The FCA has launched its anticipated consultation on proposals to require companies with a UK premium listing to comply with the recommendations of the Financial Stability Board’s Task Force on Climate-related Financial Disclosures (TCFD) in annual reports for reporting periods starting in 2021.
What is TCFD?
The TCFD was established in 2015 following a G20 call for measures to encourage companies to incorporate climate-related considerations in their financial disclosures in a consistent way which allows cross-market comparison. TCFD is not an emission reporting regime – it is a framework to inform investors, lenders and insurers as to how climate change could affect their investments.
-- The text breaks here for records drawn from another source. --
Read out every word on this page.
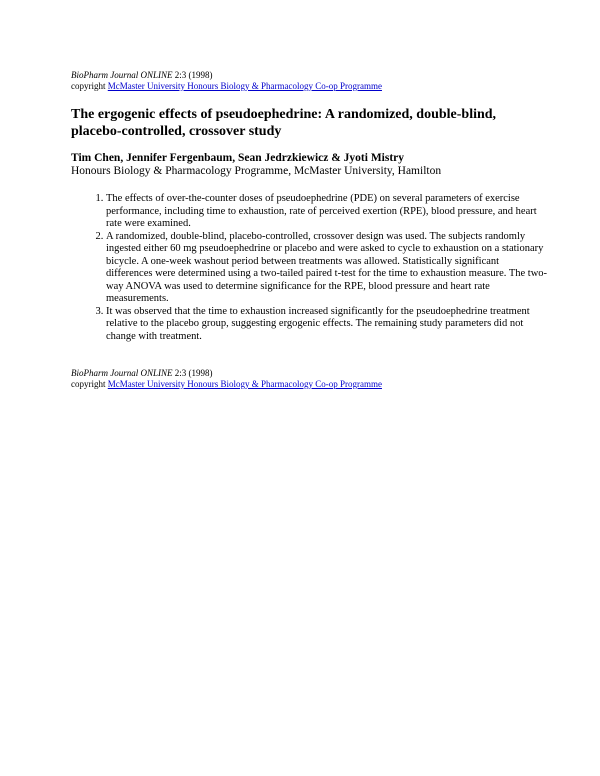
BioPharm Journal ONLINE 2:3 (1998)
copyright McMaster University Honours Biology & Pharmacology Co-op Programme
The ergogenic effects of pseudoephedrine: A randomized, double-blind, placebo-controlled, crossover study

Tim Chen, Jennifer Fergenbaum, Sean Jedrzkiewicz & Jyoti Mistry

Honours Biology & Pharmacology Programme, McMaster University, Hamilton

1. The effects of over-the-counter doses of pseudoephedrine (PDE) on several parameters of exercise performance, including time to exhaustion, rate of perceived exertion (RPE), blood pressure, and heart rate were examined.
2. A randomized, double-blind, placebo-controlled, crossover design was used. The subjects randomly ingested either 60 mg pseudoephedrine or placebo and were asked to cycle to exhaustion on a stationary bicycle. A one-week washout period between treatments was allowed. Statistically significant differences were determined using a two-tailed paired t-test for the time to exhaustion measure. The two-way ANOVA was used to determine significance for the RPE, blood pressure and heart rate measurements.
3. It was observed that the time to exhaustion increased significantly for the pseudoephedrine treatment relative to the placebo group, suggesting ergogenic effects. The remaining study parameters did not change with treatment.
BioPharm Journal ONLINE 2:3 (1998)
copyright McMaster University Honours Biology & Pharmacology Co-op Programme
The TCFD’s June 2017 report recommends disclosure in 4 areas:
- Governance: How climate-related risks and opportunities are assessed by the company’s management and overseen by the board.
- Strategy: How the company’s strategy and financial planning will or may be impacted by climate-related risks and opportunities, based on different climate scenarios.
- Risk Management: The company’s processes to identify, assess, and manage climate-related risks. This includes both “physical” risks from climate change, and “transition” risks, to adapt the business to a low-carbon economy.
- Metrics and Targets: The metrics and targets used to assess and manage relevant climate-related risks and opportunities.
The FCA’s proposal
The FCA has proposed a draft Listing Rule which would require companies to address the TCFD recommendations in the narrative reporting section of mainstream financial filings, along with a statement of compliance.
Disclosure under the Governance and Risk Management recommendations would be required in all cases, and under the Strategy and Metrics and Targets recommendations where the information is material. Companies will be given an alternative option to “explain” where compliance is not achieved.
At this stage, there is no obligation for disclosures to be independently verified or assured, though auditors would have to satisfy themselves that the disclosures are internally consistent with the wider set of financial statements.
Who will need to comply (or explain)
The draft rule captures all commercial companies with a UK premium listing. At this stage, investment companies/trusts and other regulated firms such as insurers and assets managers are not caught (except in their capacity as premium issuers, if relevant). This would bring around 60% - or £2.3 trillion - of the market cap of the London Main Market under TCFD.
Given the “urgency and scale” of changes needed to tackle climate change, the FCA proposes quick action. The new rules are planned to take effect for accounting periods beginning on or after 1 January 2021, meaning TCFD disclosures would need to be made in 2022 annual reports.
The consultation is open until 1 October 2020, and responses can be submitted here.
The FCA’s announcement is not unexpected: it is consistent with the principles of UK Government’s Green Finance Strategy, and similar initiatives world-wide, and has been foreshadowed in announcements by a number of regulators. Authorities in other countries are very likely to pursue similar initiatives.
Meanwhile, voluntary disclosure under TCFD has already been increasing, particularly amongst the FTSE100. One of the global drivers has been investor pressure, particularly for carbon-intense assets under management.
The TCFD recommendations are gathering momentum, and they are broad and complex. The speed of the FCA’s proposal to mandate them means they demand immediate attention.